Perceptual Implications of Automatic Anonymization in Pathological Speech
Journal:
arXiv
Published Date:
May 1, 2025
Abstract
Automatic anonymization techniques are essential for ethical sharing of
pathological speech data, yet their perceptual consequences remain
understudied. This study presents the first comprehensive human-centered
analysis of anonymized pathological speech, using a structured perceptual
protocol involving ten native and non-native German listeners with diverse
linguistic, clinical, and technical backgrounds. Listeners evaluated
anonymized-original utterance pairs from 180 speakers spanning Cleft Lip and
Palate, Dysarthria, Dysglossia, Dysphonia, and age-matched healthy controls.

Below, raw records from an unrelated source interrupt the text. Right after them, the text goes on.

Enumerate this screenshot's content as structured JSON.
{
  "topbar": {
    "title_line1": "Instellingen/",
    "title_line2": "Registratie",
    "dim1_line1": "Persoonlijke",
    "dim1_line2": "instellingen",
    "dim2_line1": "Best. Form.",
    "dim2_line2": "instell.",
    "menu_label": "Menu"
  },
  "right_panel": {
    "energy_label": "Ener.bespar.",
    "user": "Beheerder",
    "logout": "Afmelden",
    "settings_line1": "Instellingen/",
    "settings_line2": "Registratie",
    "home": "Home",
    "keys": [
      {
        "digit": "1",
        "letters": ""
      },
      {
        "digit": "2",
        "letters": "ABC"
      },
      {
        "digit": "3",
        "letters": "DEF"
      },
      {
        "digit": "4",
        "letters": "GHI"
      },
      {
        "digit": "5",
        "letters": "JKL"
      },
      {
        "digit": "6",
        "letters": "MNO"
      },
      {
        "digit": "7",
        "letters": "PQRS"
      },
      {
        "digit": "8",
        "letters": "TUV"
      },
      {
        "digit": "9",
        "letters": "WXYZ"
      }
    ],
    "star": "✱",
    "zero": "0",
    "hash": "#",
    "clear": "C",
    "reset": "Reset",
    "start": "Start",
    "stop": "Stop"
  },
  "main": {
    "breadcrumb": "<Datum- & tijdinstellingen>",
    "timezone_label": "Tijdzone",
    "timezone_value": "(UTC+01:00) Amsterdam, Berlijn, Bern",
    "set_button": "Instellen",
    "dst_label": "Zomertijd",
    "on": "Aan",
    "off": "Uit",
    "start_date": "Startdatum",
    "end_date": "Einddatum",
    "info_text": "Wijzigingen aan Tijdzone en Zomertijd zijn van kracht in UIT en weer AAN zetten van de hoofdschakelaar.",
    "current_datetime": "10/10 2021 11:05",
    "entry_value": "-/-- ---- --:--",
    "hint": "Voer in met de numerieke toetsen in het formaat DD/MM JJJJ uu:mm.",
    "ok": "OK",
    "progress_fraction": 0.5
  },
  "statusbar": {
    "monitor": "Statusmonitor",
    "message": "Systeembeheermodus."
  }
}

Speech was anonymized using state-of-the-art automatic methods (equal error
rates in the range of 30-40%). Listeners completed Turing-style discrimination
and quality rating tasks under zero-shot (single-exposure) and few-shot
(repeated-exposure) conditions. Discrimination accuracy was high overall (91%
zero-shot; 93% few-shot), but varied by disorder (repeated-measures ANOVA:
p=0.007), ranging from 96% (Dysarthria) to 86% (Dysphonia). Anonymization
consistently reduced perceived quality (from 83% to 59%, p<0.001), with
pathology-specific degradation patterns (one-way ANOVA: p=0.005). Native
listeners rated original speech slightly higher than non-native listeners
(Delta=4%, p=0.199), but this difference nearly disappeared after anonymization
(Delta=1%, p=0.724). No significant gender-based bias was observed. Critically,
human perceptual outcomes did not correlate with automatic privacy or clinical
utility metrics. These results underscore the need for listener-informed,
disorder- and context-specific anonymization strategies that preserve privacy
while maintaining interpretability, communicative functions, and diagnostic
utility, especially for vulnerable populations such as children.